Difficile de concilier moins de nucléaire et engagements climatiques

0

Réduire la part du nucléaire dans la production d’électricité tout en évitant de la compenser par des énergies émettrices de gaz à effet de serre: une équation difficile à résoudre pour la France, comme pour ses voisins.

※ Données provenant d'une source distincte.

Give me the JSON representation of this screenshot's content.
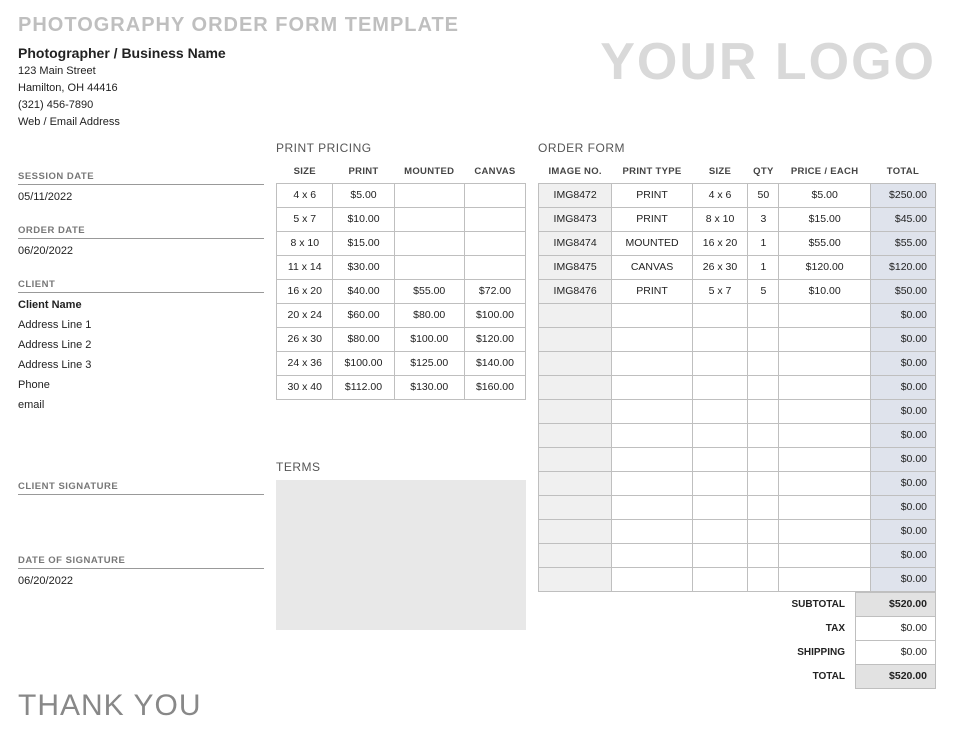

Le gouvernement a admis mardi que la France ne pourrait vraisemblablement pas tenir l’objectif de ramener la part du nucléaire dans sa production d’électricité à 50% en 2025. « On s’était fixé un totem, mais on ne s’est pas mis en situation d’y parvenir », a déclaré Nicolas Hulot, ministre de la Transition écologique, jugeant que la réduction de 75% à 50% de la part de l’électricité d’origine nucléaire, inscrite dans la loi de 2015 sur la transition énergétique, était « impossible, sauf (…) à renier tous nos engagements climatiques ».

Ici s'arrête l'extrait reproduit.